Admittedly, most of the writers here at Reverse Shot have degrees in some area of film, whether in theory, history, or production, and thus acknowledging these gaps is particularly smarting. Yet also most of are doubly disadvantaged—not only are the majority of us well below the average film critic age, but most of us also hold down steady work that keeps us from having the time to catch up on all the films we could have been watching had we been born 30 years earlier. It’s a double bind, and we do what we can—catch a few films at a retro here, Netflix there, but at a certain point, I think many of us have come to grips with the fact that, no, we’re just not going to be able to see them all. But that doesn’t stop us from giving it a go. In an effort to try to further break down specious barriers between our readers and writers, we present this issue as something of confessional. Yes, we’ll admit it—there are those among us who’ve never seen The Godfather, Bicycle Thieves, King Kong, or Vertigo, so here we are, giving old films the freshest looks we can in the face an orthodoxy that quietly suggests we shouldn’t and the weight of history surrounding each that’s already placed them on pedestals. Again, a confession: We don’t know everything there is to know about movies, and that’s fine by us—if we did we wouldn’t have any reason to keep watching.

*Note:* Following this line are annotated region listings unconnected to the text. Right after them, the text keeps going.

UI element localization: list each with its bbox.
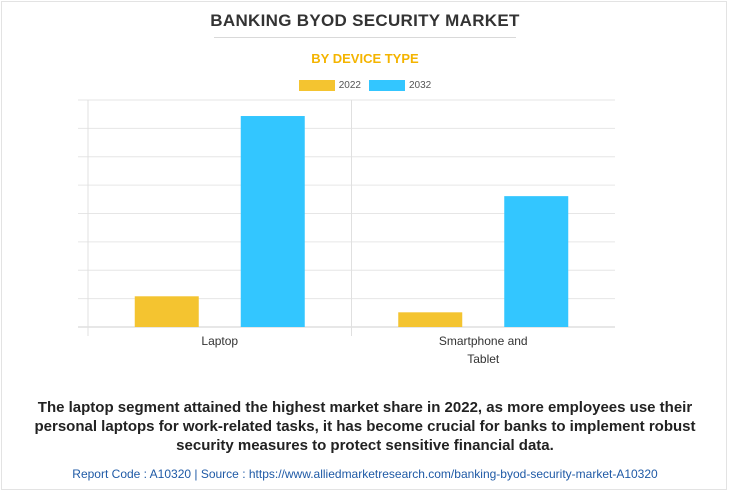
bar-2022-smartphone-and-tablet: [398, 312, 463, 327]
legend-item-2022: 2022: [298, 80, 361, 91]
bar-2032-laptop: [240, 116, 305, 327]
legend: 2022 2032: [0, 80, 730, 91]
chart-caption: The laptop segment attained the highest …: [34, 399, 696, 454]
bar-2022-laptop: [134, 296, 199, 327]
legend-item-2032: 2032: [369, 80, 431, 91]
legend-swatch-2032: [369, 80, 405, 91]
chart-title: BANKING BYOD SECURITY MARKET: [210, 11, 520, 30]
chart-subtitle: BY DEVICE TYPE: [311, 51, 419, 66]
legend-label-2032: 2032: [409, 80, 432, 91]
legend-swatch-2022: [298, 80, 335, 91]
source-footer: Report Code : A10320 | Source : https://…: [72, 467, 658, 481]
x-tick-label: Laptop: [201, 334, 238, 348]
legend-label-2022: 2022: [338, 80, 361, 91]
bar-2032-smartphone-and-tablet: [504, 196, 569, 327]
x-tick-label: Smartphone and: [439, 334, 528, 348]
title-divider: [214, 37, 516, 38]
x-tick-label: Tablet: [467, 352, 500, 366]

Of course there are infinite traps one could fall into when writing in this manner; and does this project necessitate preemptive strike on those pitfalls or should one wholeheartedly embrace them? How can one go about writing “unbiased,” serious criticism on a work of art that’s been digested and regurgitated anywhere from the past 10 to 90 years? We felt the best way to avoid some of those inevitable biases that come with film writing (completists’ slants towards favorite auteur’s “one that got away,” first sit-throughs after heavy duty cinema studies scholarship) was by allowing each writer to “fess up” with a list of 10 or so canonical films that they had never actually seen and then allow us, their humble editors, to select the best film for them, which also allowed both for a nice variety in the issue as well as an opportunity to play to the individual writers’ strengths. Can one truly wrestle with a film that’s widely considered “great”? And how does one deal with that stamp of approval, especially when trying to say something “new”?
Thankfully, the responses were wide-ranging, and the variety was impeccable. Most surprising was the content of the pieces themselves, which ranged from anecdotal to historical, from personal to political. Where else could there be a viewing of Birth of a Nation as informed by the events of Hurricane Katrina? Or the realization that Bicycle Thieves’s cine-sociological impact is still being felt half a world away in Iran? Some writers have overcome their distrusts and fears, whether toward gore or John Ford, while others have had to question the epochal limits of comedy (The Great Dictator) and visual effects (King Kong). There’s no reason we shouldn’t have seen these films before, but there’s also no reason to continue our charade. So for this season, we fess up. We all learned something new; hopefully it will encourage you to go out and finally brush up on your Feuillade as well as your Shawshank Redemption.